El 89 significó entonces la cristalización –o el salto en calidad– de una situación histórica: el agotamiento irreversible del stalinismo y los regímenes burocráticos, tanto en sus aspectos económicos como políticos, sociales y culturales. Una oleada de rebeliones populares barrió a los países del Este europeo: ninguno de los regímenes derrocados era reivindicable, ni posible de sostenerse históricamente. Lo mismo puede decirse del régimen en la URSS, que caería dos años más tarde.
Si esto significó, simultáneamente, un triunfo para el capitalismo, fue como producto de fenómenos anteriores que se fueron procesando en el tiempo: la derrota de la clase obrera rusa databa de los años 30. Y tuvo una suerte de efecto retardado como el mecanismo de una bomba de tiempo: una derrota que se hizo visible, en sus dramáticos alcances, sólo medio siglo después. Algo similar había ocurrido con las clases obreras del este: Berlín 1953, Hungría 1956, Checoslovaquia 1967/68 y Polonia 1956, 1970 y 1980 fueron las fechas en que el proletariado se levantó contra la opresión burocrática y fue derrotado por los tanques stalinistas. Esto impidió la maduración de una alternativa por la izquierda, desde la clase obrera, conjuntamente con el fenómeno ya señalado de que la propiedad estatal de los medios de producción no fuera percibida (¡porque no lo era!) como propia.
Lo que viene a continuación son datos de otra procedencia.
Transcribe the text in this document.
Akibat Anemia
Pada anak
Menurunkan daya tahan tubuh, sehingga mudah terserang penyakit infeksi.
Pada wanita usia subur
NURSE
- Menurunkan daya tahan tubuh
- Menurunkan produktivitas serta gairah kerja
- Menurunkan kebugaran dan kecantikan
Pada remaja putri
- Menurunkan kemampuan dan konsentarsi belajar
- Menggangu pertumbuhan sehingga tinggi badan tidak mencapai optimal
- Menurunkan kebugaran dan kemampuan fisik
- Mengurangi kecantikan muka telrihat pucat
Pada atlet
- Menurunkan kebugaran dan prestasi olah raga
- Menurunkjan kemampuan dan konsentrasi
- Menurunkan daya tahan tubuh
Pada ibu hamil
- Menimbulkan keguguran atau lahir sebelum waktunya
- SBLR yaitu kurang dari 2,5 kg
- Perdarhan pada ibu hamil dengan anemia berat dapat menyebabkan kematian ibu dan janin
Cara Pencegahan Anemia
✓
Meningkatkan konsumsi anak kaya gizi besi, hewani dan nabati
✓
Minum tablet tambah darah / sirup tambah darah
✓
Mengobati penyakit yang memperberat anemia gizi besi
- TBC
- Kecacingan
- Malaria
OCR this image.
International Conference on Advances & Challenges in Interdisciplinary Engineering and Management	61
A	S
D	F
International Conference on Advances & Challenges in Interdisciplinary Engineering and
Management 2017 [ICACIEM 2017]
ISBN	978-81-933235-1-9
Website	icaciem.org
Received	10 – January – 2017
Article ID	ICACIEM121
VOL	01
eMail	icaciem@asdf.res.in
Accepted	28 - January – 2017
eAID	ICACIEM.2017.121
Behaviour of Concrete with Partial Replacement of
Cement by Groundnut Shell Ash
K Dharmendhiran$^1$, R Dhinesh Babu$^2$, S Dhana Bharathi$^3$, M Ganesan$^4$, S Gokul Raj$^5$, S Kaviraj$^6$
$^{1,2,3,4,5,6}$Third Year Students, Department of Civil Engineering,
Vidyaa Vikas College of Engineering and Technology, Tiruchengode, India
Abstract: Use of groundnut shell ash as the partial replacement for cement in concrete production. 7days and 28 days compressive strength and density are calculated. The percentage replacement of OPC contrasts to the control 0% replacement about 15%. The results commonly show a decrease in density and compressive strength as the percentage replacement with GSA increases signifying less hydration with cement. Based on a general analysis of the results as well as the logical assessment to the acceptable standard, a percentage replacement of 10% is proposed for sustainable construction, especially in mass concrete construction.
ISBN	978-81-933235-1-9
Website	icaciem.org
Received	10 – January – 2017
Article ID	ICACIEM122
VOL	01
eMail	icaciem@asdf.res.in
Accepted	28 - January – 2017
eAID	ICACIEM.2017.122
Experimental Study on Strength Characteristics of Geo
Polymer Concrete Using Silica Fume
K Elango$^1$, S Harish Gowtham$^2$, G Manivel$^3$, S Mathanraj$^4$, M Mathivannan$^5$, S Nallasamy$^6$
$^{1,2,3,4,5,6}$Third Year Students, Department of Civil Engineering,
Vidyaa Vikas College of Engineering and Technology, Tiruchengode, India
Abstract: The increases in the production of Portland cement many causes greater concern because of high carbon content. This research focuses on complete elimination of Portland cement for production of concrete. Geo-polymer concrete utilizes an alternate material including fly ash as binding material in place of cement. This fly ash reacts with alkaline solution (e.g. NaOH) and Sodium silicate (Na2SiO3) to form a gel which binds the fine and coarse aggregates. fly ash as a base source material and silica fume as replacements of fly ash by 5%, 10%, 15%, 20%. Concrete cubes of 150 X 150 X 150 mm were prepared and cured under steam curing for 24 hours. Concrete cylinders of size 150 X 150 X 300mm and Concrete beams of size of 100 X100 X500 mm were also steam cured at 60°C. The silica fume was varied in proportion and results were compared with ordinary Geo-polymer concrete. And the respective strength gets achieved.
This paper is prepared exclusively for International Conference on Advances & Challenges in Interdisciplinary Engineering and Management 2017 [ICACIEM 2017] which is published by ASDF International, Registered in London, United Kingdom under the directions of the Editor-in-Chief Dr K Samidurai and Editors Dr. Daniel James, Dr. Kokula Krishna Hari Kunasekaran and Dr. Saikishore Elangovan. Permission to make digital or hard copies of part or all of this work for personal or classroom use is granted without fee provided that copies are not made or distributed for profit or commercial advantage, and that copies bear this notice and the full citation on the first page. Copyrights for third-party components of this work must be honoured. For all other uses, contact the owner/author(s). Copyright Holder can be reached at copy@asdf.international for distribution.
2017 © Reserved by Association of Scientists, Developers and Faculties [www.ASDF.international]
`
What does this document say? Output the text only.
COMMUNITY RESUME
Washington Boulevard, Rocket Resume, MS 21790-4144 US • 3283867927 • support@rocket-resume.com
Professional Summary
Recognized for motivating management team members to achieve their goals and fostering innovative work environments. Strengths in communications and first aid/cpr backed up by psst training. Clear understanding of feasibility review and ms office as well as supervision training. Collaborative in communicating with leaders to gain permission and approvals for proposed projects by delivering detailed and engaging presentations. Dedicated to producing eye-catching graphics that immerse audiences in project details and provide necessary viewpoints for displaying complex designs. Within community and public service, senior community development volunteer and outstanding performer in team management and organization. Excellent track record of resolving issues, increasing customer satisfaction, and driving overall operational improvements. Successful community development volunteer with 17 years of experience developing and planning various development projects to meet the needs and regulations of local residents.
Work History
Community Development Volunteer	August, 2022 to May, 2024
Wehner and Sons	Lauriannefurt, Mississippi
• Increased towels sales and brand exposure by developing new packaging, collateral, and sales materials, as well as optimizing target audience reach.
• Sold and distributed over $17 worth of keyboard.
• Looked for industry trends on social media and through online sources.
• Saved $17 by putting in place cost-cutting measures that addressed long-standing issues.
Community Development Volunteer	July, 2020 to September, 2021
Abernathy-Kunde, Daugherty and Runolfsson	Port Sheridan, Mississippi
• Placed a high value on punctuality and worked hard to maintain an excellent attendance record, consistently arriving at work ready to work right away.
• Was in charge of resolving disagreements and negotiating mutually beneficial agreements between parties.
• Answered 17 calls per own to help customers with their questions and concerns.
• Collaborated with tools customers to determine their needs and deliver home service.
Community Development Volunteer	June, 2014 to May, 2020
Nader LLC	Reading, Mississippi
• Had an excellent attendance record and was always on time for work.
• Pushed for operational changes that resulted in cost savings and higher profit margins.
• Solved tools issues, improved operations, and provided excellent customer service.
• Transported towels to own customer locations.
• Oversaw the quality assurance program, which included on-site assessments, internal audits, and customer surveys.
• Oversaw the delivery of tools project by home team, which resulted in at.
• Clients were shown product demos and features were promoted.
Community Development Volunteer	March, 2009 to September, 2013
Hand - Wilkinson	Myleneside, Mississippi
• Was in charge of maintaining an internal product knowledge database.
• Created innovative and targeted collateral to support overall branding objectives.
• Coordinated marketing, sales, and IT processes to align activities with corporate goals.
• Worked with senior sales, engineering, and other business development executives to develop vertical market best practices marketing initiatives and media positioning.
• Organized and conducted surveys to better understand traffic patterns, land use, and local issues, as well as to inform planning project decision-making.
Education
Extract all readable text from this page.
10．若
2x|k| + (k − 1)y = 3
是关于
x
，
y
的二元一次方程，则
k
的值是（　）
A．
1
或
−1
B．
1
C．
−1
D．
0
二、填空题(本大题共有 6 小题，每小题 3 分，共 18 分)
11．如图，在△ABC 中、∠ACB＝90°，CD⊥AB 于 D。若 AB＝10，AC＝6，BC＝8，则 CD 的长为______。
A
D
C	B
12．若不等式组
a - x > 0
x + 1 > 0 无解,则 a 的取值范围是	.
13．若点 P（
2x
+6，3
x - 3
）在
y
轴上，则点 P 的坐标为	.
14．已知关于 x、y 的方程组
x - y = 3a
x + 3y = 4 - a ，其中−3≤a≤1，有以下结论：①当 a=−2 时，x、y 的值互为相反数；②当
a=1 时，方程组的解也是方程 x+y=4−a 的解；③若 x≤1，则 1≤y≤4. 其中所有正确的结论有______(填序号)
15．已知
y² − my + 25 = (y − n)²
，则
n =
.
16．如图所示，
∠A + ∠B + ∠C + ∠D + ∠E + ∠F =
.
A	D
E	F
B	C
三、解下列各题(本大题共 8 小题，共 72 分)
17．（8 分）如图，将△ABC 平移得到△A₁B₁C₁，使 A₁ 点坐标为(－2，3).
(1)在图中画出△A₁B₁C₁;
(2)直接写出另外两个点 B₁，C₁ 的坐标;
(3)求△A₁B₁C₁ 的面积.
Una verdadera crisis de alternativas se abrió, crisis que dura hasta nuestros días. Porque si en el largo plazo la caída del stalinismo ha sido un fenómeno emancipador, en el corto y mediano plazo fue reconducida por el capitalismo como un triunfo sobre las perspectivas históricas de la clase obrera, la perspectiva de poner en pie otro régimen social. La historia pareció así “concluir”. Y sin embargo, los efectos simultáneos de la crisis económica capitalista y la crisis de hegemonía yanqui, sumados a las rebeliones populares que se están viviendo, están poniendo las cosas en un nuevo terreno: el de un recomienzo de la experiencia histórica de los explotados y oprimidos.
En su cobertura periodística del aniversario de la caída del Muro, Luisa Corradini da una definición muy aguda del tiempo presente: habla de las “promesas incumplidas del nuevo amanecer” que supuestamente habría significado la caída del Muro, agregando: “Un cuarto de siglo después no hace falta ser un ideólogo de izquierda o de derecha para reconocer que el mundo occidental tiene serios problemas”.
Tampoco implicó una mejoría de las condiciones de vida de las masas en esos países. O por lo menos no categórica y homogénea, sino que abrió la puerta a un retroceso por la vía de la restauración capitalista, donde todas las promesas liberales resultaron ser “espejitos de colores”: Europa del Este sigue siendo la pariente pobre de Europa Occidental, y su cantera de reclutamiento de mano de obra barata. Las privatizaciones y ajustes destruyeron las redes de seguridad social, tanto en el Este como en Occidente, dejando a millones de seres humanos a la intemperie. La fragmentación geopolítica abrió la caja de Pandora de los enfrentamientos interétnicos, religiosos, etc.
Dicho lo anterior, hay que señalar que la caída del Muro de Berlín no puede considerarse como una tragedia histórica (como hacen los nostálgicos del stalinismo y del tercermundismo nacionalista burgués). El Muro tenía que caer porque su función era únicamente opresiva, y su objetivo era sostener lo insostenible: el contraste del nivel de vida entre la RFA (República Federal Alemana) y la RDA (Republica Democrática Alemana) señaló como inviable el proyecto de esta última. Salvo que este proceso hubiera sido parte de un verdadero proceso revolucionario, de la extensión de la revolución socialista al resto de Europa, algo que nunca ocurrió. Fue, más bien, la imposición de una transformación desde lo alto sobre una población autóctona derrotada después del desastre del nazismo: “Diametralmente opuesta a una verdadera revolución es el caso de la ex RDA: un verdadero ‘engendro histórico’. Es que en ella no hubo ningún tipo de revolución. Más bien, los cambios fueron forzados por la presencia del Ejército Rojo stalinista. Está claro que el debate no es simple. Se derrotó al invasor imperialista alemán. Pero ningún tipo de socialismo puede surgir a punta de pistola de un ejército que no dejaba de ser, en gran medida, de ocupación” (“Las huellas de la historia”, Roberto Sáenz, www.socialismo-o-barbarie.org).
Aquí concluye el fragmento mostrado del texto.